We realize that neutrality, rather than obsession or avoidance, is what gives us true choice.
Pleasure as a health practice
Diet culture taught us that pleasure was the opposite of discipline.
But that’s completely backwards. Pleasure activates the parasympathetic nervous system — the “rest and digest” branch that helps your body absorb nutrients, regulate blood sugar, and signal satisfaction.
When we savour our food, I mean really taste it, smell it, and feel it, our digestion improves, our stress hormones drop, and we actually metabolize food more effectively.
Pleasure is not a threat to health. It’s part of health.
And visual pleasure counts too. Looking at beautiful food, planning meals, or watching someone cook can all be nourishing when they come from trust rather than fear.
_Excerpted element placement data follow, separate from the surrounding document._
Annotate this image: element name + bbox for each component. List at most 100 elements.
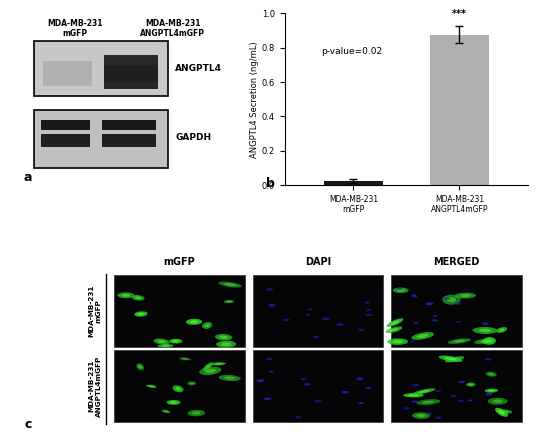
Ellipse shape — [192, 411, 201, 415]
Ellipse shape — [190, 320, 198, 323]
Ellipse shape — [488, 390, 495, 392]
Bar — [34, 110, 168, 168]
Ellipse shape — [392, 340, 403, 343]
Text: MDA-MB-231
mGFP: MDA-MB-231 mGFP — [88, 285, 101, 338]
Circle shape — [444, 298, 450, 300]
Circle shape — [426, 302, 433, 305]
Bar — [253, 275, 383, 347]
Text: ***: *** — [452, 9, 467, 19]
Circle shape — [366, 314, 372, 316]
Bar — [34, 41, 168, 96]
Ellipse shape — [445, 357, 457, 360]
Text: b: b — [266, 177, 275, 190]
Ellipse shape — [137, 313, 144, 315]
Circle shape — [268, 304, 276, 306]
Ellipse shape — [175, 387, 181, 391]
Ellipse shape — [204, 324, 210, 327]
Ellipse shape — [215, 334, 232, 340]
Ellipse shape — [205, 369, 216, 373]
Ellipse shape — [499, 410, 505, 415]
Circle shape — [269, 371, 274, 372]
Circle shape — [410, 340, 415, 342]
Bar — [114, 350, 245, 422]
Circle shape — [426, 412, 433, 415]
Circle shape — [364, 301, 370, 304]
Bar — [253, 350, 383, 422]
Circle shape — [336, 323, 343, 326]
Ellipse shape — [118, 293, 134, 298]
Ellipse shape — [162, 410, 170, 413]
Circle shape — [412, 384, 419, 386]
Ellipse shape — [202, 322, 212, 329]
Ellipse shape — [172, 340, 179, 343]
Ellipse shape — [447, 297, 456, 302]
Circle shape — [403, 407, 410, 410]
Ellipse shape — [397, 289, 405, 292]
Ellipse shape — [132, 295, 144, 301]
Ellipse shape — [147, 385, 157, 388]
Circle shape — [458, 400, 464, 402]
Circle shape — [456, 321, 461, 323]
Bar — [105, 65, 158, 82]
Ellipse shape — [179, 357, 191, 360]
Bar — [41, 120, 90, 130]
Ellipse shape — [493, 400, 503, 403]
Ellipse shape — [182, 358, 188, 359]
Ellipse shape — [385, 326, 402, 333]
Ellipse shape — [496, 409, 513, 414]
Ellipse shape — [453, 340, 465, 343]
Ellipse shape — [460, 294, 471, 297]
Ellipse shape — [411, 332, 434, 340]
Ellipse shape — [479, 329, 492, 332]
Circle shape — [365, 387, 371, 389]
Ellipse shape — [393, 288, 409, 293]
Ellipse shape — [224, 376, 235, 380]
Circle shape — [486, 393, 493, 396]
Ellipse shape — [479, 340, 490, 343]
Text: MDA-MB-231: MDA-MB-231 — [47, 19, 103, 28]
Circle shape — [482, 322, 489, 325]
Ellipse shape — [439, 355, 462, 362]
Ellipse shape — [495, 408, 508, 417]
Circle shape — [303, 383, 310, 386]
Ellipse shape — [188, 410, 205, 416]
Ellipse shape — [164, 410, 168, 412]
Circle shape — [358, 402, 364, 404]
Text: ANGPTL4mGFP: ANGPTL4mGFP — [140, 29, 205, 38]
Circle shape — [282, 318, 290, 321]
Bar — [102, 134, 156, 148]
Circle shape — [266, 288, 273, 291]
Bar — [105, 54, 158, 89]
Ellipse shape — [473, 327, 497, 334]
Ellipse shape — [154, 339, 170, 345]
Ellipse shape — [157, 344, 174, 347]
Bar — [114, 275, 245, 347]
Circle shape — [412, 294, 416, 296]
Text: DAPI: DAPI — [305, 256, 331, 267]
Circle shape — [455, 302, 461, 305]
Circle shape — [266, 358, 273, 360]
Circle shape — [432, 319, 438, 322]
Text: MERGED: MERGED — [433, 256, 480, 267]
Ellipse shape — [418, 390, 430, 393]
Ellipse shape — [488, 398, 508, 405]
Ellipse shape — [122, 294, 130, 297]
Ellipse shape — [417, 414, 425, 417]
Ellipse shape — [387, 339, 408, 345]
Ellipse shape — [485, 388, 498, 392]
Ellipse shape — [409, 394, 419, 396]
Ellipse shape — [162, 345, 170, 347]
Ellipse shape — [482, 337, 496, 345]
Text: mGFP: mGFP — [63, 29, 88, 38]
Ellipse shape — [134, 311, 148, 317]
Ellipse shape — [390, 328, 398, 331]
Ellipse shape — [226, 301, 232, 302]
Ellipse shape — [139, 365, 142, 368]
Bar — [41, 134, 90, 148]
Circle shape — [413, 322, 418, 324]
Ellipse shape — [149, 385, 154, 387]
Circle shape — [356, 377, 363, 380]
Ellipse shape — [188, 381, 196, 385]
Bar — [44, 62, 92, 86]
Ellipse shape — [215, 363, 222, 365]
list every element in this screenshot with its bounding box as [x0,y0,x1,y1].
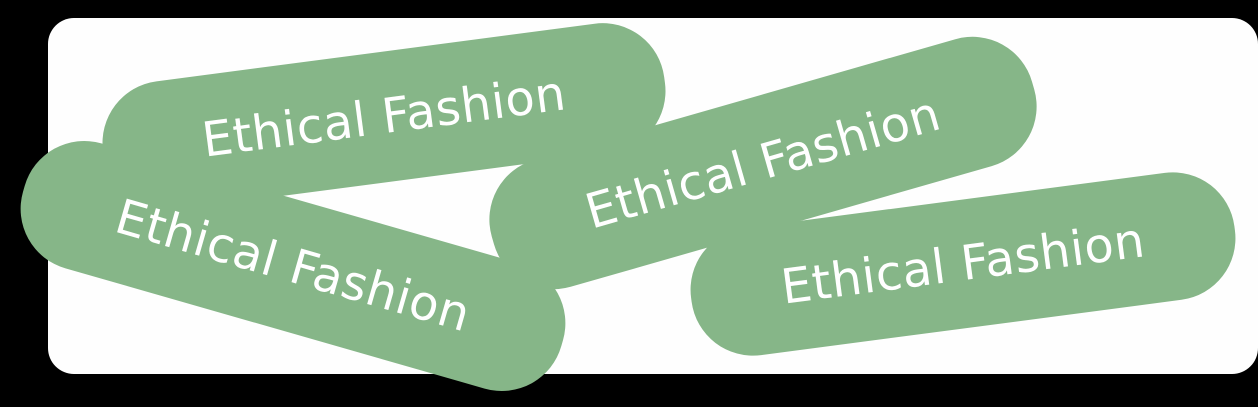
sticker-label: Ethical Fashion [198,65,570,169]
sticker-label: Ethical Fashion [777,212,1149,316]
That’s the difference between thinking, “I wish I could have that,” and thinking, “That looks delicious. I’d love to make that sometime.”
One comes from scarcity; the other from abundance.
Reclaiming “food porn”
Maybe it’s time to retire the term altogether. Or maybe we just need to reclaim it.=
Because food is sensual in the truest, most human sense. It touches every sense we have: the aroma, the color, the warmth, the texture, the sound of a knife against a cutting board.
When we shame that, we disconnect from something deeply life-giving.
An invitation
So here’s my invitation to you this week:
When you flip through a cookbook or see photos of delicious food online, notice what comes up. Do you feel curiosity, warmth, inspiration — or guilt and fear?
If it’s the latter, what would it look like to slowly invite pleasure back in?
Maybe it starts with a cooking show you used to love. Maybe it’s a cozy meal that makes your kitchen smell like home. Maybe it’s simply lighting a candle and eating something you truly enjoy…slowly, intentionally, with all your senses awake.
Because food isn’t the enemy. Neither is pleasure. The real enemy is the belief that you don’t deserve either.